Dempie55 Mon 20-Feb-23 12:57:43

Hello, Beckett. I am widowed too, and have got used to being alone, though sometimes I do feel very lonely and vulnerable. I'm not sure what your bad news is, but if it's something medical, I suggest you join an online forum for those with a similar condition. I think sharing problems online (like here!) is great for people who live on their own. Also, if you have any family or close friends, maybe just send them a text saying something like "feeling a bit low right now, fancy a chat?"

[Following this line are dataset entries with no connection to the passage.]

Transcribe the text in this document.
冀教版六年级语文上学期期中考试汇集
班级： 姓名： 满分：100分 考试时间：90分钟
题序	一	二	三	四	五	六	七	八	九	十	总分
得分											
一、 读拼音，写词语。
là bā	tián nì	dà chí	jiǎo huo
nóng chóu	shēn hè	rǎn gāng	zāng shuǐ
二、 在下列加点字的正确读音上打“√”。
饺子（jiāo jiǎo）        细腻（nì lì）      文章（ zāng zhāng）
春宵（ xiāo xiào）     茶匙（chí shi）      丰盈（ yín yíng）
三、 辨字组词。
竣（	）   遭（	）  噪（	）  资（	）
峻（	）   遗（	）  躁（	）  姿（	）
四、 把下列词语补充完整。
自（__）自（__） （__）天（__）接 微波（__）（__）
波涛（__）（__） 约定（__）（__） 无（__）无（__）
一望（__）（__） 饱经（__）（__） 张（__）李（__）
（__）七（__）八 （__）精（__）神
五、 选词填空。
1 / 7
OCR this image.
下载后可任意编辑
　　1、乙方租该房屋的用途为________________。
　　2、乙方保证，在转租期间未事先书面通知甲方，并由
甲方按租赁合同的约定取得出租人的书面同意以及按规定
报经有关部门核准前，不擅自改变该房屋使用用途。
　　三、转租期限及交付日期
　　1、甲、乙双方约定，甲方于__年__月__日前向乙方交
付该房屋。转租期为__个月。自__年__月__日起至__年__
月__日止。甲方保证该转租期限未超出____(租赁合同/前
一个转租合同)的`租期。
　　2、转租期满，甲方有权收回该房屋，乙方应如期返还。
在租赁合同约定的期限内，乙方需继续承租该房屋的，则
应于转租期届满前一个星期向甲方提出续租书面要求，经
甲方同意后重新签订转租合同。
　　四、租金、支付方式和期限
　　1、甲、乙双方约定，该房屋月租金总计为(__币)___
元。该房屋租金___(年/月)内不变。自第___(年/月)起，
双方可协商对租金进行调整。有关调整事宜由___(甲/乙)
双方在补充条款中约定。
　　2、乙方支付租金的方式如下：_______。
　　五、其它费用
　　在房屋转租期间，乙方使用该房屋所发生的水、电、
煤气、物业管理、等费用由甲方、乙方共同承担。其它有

pascal30 Mon 20-Feb-23 12:51:55

I'm so sorry to hear this is such a lonely time for you Beckett. If you don't have any friends you can call have you considered googling to see if there are any helplines that you can call just to talk to someone.. maybe the Samaritans or age UK. Perhaps you could talk to a local vicar or if you can afford it find a counsellor.. Also GP's can prescribe 10 counselling sessions. I know it's very hard to reach out if you are feeling so alone but most people are kind, and you've already taken the first step by asking for help on this site.. I do think that talking will help.. I wish you well

Beckett Mon 20-Feb-23 12:33:55

I have been widowed for around 15 years and am used to being alone and have become very self sufficient.

However, I have recently had some bad news and suddenly find myself feeling very lonely and wishing I had someone special to just give me a hug and tell me everything will be OK. I am spending my time watching TV, comfort eating junk food and bursting into tears.

Anyone else been through this and any advice on how to deal with it?